Agricultural and Biological Engineering, University of Illinois at Urbana-Champaign, Urbana, Illinois, USA.
Biological Systems Engineering, Washington State University, Pullman, Washington, USA.
J Food Sci. 2022 Sep;87(9):4082-4106. doi: 10.1111/1750-3841.16279. Epub 2022 Sep 1.
A hybrid mixture theory (HMT)-based unsaturated transport (pores not saturated with liquid) model was applied to a food matrix subjected to freezing and freeze-thaw cycles. The model can explain the fluid, species, and heat transport, ice formation, thermomechanical changes, and the freezing point depression occurring inside food biopolymers during freezing. Volume changes during freezing were calculated using the stresses due to pore pressure and the phase-change based mechanical strain. The Eulerian-Lagrangian transformation was performed for solving the equations using a finite element mesh in Lagrangian coordinates. The predicted temperature profiles for constant and fluctuating freezing temperature conditions showed agreement with experimental data with reasonable accuracy (RMSE = 2.86°C and 2.23°C, respectively). The multiscale transport model coupled with a physical chemistry-based relation was able to predict solute concentration and the freezing point depression in potatoes with greater accuracy than an empirical equation published in the literature. Sudden temperature fluctuations representing the opening and closing of a freezer door were investigated using this solution scheme, and conditions causing less damage to the food were identified. PRACTICAL APPLICATION: Food materials are subjected to freeze-thaw cycles during storage, shipping, and distribution to the consumers. The study uses numerical modeling and experimental validation to elucidate the principles affecting ice formation, solute migration, and temperature changes. Outcomes will allow processors to improve the quality of frozen foods with improved design of freezing operation, and storage and distribution strategies.
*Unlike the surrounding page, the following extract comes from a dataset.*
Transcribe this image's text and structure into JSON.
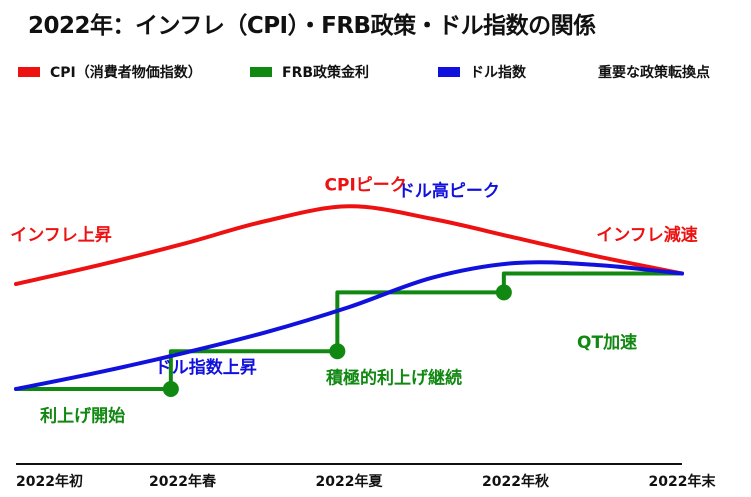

基于混合混合物理论(HMT)的非饱和传输(未被液体饱和的孔隙)模型被应用于经历冷冻和冻融循环的食品基质。该模型可以解释在食品生物聚合物内部发生的流体、物种和热传输、冰形成、热机械变化以及冰点降低。使用由于孔隙压力和基于相变化的机械应变引起的应力计算冷冻过程中的体积变化。使用拉格朗日坐标系中的有限元网格执行欧拉-拉格朗日变换来求解方程。对于恒定和波动冷冻温度条件的预测温度分布与实验数据具有合理的准确性(RMSE 分别为 2.86°C 和 2.23°C)。与文献中发表的经验方程相比,耦合物理化学关系的多尺度传输模型能够更准确地预测土豆中的溶质浓度和冰点降低。使用该解决方案方案研究了代表冷冻柜门打开和关闭的突然温度波动,并确定了对食品造成较小损害的条件。实际应用:在储存、运输和分发给消费者的过程中,食品材料会经历冻融循环。该研究使用数值建模和实验验证来阐明影响冰形成、溶质迁移和温度变化的原理。结果将使加工商能够通过改进冷冻操作、储存和分销策略来提高冷冻食品的质量。